The father and daughter noted that there’s so much doctors don’t yet know about the brain and recounted news stories of people coming out of comas to unexpected degrees and after long periods of time. Yet Arturo found that there can be a rush to end the life of someone severely injured. He recalled how shortly after Emilia’s accident before the extent of her brain damage was clear, one on-call neurologist checking on his wife for the first time called him at 5 a.m. to declare she was “brain dead” and to ask if he wanted her life support to be removed.

“I was appalled that he would say something like that because everybody else told us we should have hope, that she could very well come out of the coma. A lot of people had said that,” Arturo said. “That just expressed an attitude that some people have about that, a callousness altogether.”

The family prayerfully cared for Emilia and watched over her nurses for eight years until in August 2003 their insurance company left the state and the family learned that that by state law the company was no longer obligated to continue coverage for the round-the-clock care. The family began paying for the care, about $1,000 a day, and Teresa began preparation to become a nurse’s aide. Arturo acknowledged that “for people who don’t have the money it makes it extremely difficult for the families.”

As they faced that challenge, Emilia developed pneumonia and died in December 2003 with Arturo and other family members at her side in the hospital.

Both father and daughter acknowledged that the greatest sense of loss and grief occurred after the accident in 1995 and that there was the lifting of the emotional burden when Emilia died.

“It doesn’t diminish at all the love we had for her and that we miss her,” Teresa recalled. But seeing an end to her suffering condition “certainly was a relief—but she died naturally.”

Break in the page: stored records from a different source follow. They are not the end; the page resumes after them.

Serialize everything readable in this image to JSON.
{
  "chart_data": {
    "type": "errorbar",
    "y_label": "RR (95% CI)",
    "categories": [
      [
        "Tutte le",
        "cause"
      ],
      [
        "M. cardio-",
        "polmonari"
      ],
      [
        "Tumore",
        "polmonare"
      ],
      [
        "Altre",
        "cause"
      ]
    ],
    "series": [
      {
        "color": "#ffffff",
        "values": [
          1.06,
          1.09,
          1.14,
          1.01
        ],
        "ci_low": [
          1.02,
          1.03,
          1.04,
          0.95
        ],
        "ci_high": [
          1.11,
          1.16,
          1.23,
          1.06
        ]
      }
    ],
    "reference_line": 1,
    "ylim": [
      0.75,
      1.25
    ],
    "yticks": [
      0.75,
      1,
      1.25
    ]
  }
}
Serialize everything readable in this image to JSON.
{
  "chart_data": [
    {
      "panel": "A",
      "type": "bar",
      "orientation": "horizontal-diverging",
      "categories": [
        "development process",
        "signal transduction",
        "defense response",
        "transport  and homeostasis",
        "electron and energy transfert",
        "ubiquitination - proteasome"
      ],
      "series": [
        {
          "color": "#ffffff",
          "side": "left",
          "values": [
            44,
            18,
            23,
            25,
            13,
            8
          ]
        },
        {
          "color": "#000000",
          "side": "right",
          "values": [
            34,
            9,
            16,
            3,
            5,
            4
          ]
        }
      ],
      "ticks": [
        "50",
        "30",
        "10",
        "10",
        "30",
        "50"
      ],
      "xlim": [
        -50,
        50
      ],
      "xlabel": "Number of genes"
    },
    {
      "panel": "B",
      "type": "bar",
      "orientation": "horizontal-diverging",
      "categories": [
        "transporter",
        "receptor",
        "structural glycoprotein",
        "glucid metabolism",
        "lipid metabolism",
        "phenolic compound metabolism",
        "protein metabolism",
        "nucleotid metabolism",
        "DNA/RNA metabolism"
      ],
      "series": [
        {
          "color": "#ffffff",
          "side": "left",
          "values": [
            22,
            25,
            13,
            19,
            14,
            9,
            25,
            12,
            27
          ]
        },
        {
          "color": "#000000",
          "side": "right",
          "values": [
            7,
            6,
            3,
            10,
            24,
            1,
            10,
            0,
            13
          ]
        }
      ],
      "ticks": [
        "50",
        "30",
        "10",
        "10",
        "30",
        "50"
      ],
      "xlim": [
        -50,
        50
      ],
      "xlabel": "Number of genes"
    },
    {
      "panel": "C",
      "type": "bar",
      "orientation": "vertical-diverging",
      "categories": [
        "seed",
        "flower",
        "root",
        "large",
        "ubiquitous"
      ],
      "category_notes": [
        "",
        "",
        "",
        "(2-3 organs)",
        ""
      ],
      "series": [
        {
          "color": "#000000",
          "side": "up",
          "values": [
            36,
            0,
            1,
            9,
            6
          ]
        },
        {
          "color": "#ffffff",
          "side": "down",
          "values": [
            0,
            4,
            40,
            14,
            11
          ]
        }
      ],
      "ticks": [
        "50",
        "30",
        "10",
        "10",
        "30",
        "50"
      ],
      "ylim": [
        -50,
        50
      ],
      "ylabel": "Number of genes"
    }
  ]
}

God “is the only one that really has the authority to give life and take it away,” Arturo said. “We’re supposed to be custodians of that life. That’s the way I view it, and I think that’s the way it should be because we’re not God. God is God and He does oftentimes give people a long life and for others He takes it early. I don’t know if I’m going to be here tomorrow and neither do you because everything is in His hands, and that’s the way we should live our lives and not try to control things.”